If you're from anywhere north of the Mason-Dixon line (and really, even if you're not), you're probably pretty baffled by the PANIC that is stirring in the nation's capitol. It. Is. Crazy. We're expecting 16 - 23" of snow. Yeah, that's pretty serious. But people are losing it.
Last night, I got off work from Retail Store and decided to hit the grocery before I go home. I figured I might want some cookie dough, cereal, or Tyson's breaded chicken patties (shut up) during my impending snow house arrest. So, yeah. Grocery. 10 p.m. ELEVENTY BILLION PEOPLE. There was no meat! NO. MEAT. People had cleared the shelves! The cooler where the beef usually sits was completely bare. It was like shopping in Soviet Russia. Or at least, how I imagine it was to shop in Soviet Russia. I stood in the express lane for 45 minutes with my 7 items. Every lane was open and the lines stretched to the back of the store. Literally, there were people standing about 8 feet from the back wall of the store, waiting in line to be rung up.

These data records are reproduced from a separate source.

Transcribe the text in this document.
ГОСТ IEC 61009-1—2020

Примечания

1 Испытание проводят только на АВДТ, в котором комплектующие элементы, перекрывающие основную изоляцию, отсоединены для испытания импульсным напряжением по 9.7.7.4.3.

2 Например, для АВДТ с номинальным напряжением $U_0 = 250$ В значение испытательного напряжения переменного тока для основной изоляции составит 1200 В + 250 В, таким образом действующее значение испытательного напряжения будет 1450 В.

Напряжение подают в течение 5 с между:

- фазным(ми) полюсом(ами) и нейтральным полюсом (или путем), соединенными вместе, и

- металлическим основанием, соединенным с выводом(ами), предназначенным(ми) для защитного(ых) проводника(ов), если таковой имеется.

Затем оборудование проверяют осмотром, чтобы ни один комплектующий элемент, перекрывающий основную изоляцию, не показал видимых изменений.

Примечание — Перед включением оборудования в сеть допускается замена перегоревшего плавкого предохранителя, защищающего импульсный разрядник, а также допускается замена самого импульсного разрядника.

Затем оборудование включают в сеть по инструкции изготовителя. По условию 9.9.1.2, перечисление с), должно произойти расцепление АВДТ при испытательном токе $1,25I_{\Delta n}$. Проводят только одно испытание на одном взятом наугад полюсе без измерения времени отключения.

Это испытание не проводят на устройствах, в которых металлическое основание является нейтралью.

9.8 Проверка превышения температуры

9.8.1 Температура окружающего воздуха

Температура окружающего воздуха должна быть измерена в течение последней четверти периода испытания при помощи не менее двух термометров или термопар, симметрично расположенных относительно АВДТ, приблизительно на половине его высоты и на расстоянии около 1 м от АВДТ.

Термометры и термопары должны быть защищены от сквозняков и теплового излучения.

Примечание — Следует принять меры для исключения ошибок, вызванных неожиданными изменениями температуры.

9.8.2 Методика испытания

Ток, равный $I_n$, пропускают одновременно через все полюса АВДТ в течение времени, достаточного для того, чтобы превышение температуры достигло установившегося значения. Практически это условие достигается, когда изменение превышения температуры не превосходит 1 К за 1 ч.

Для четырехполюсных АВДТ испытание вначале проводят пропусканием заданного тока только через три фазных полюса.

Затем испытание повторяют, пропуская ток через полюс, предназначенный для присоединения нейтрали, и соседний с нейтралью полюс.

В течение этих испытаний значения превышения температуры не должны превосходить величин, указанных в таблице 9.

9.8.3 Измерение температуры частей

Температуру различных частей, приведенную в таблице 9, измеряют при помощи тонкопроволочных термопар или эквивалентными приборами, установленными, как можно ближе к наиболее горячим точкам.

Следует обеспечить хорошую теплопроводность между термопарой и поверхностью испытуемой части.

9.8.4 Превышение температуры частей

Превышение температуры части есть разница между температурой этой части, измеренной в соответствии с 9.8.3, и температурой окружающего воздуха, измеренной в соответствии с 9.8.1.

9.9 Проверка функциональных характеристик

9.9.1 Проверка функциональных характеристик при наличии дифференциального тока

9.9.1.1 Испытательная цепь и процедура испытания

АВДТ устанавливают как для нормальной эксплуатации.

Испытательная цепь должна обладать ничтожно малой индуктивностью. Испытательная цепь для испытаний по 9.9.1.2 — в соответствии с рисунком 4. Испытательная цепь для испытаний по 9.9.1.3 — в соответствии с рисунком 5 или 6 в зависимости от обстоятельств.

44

So, people are a little panicky.
I was supposed to fly home to New Orleans Saturday morning, to take in some Mardi Gras action, visit my family, and watch the Superbowl with people who were interested in the outcome. But my flight has been canceled, so I'm going to fly out on Sunday morning. This is not optimal. I am coming back to DC on Monday, so my trip will only be about 24 hours long. Still, I was so excited about this trip, and I won't really have a good opportunity to visit again for the next couple of months, so I really want to go down there.
Growing up, I saw a lot of panic surrounding hurricane preparations: people would flock to grocery stores and Home Depot, scooping up all the bottled water/candles/flashlights/plywood that they could carry. It's kind of strange that, in a situation where the biggest threat is that you'll have to stay in your dry, warm house, people are just as capable of creating chaos.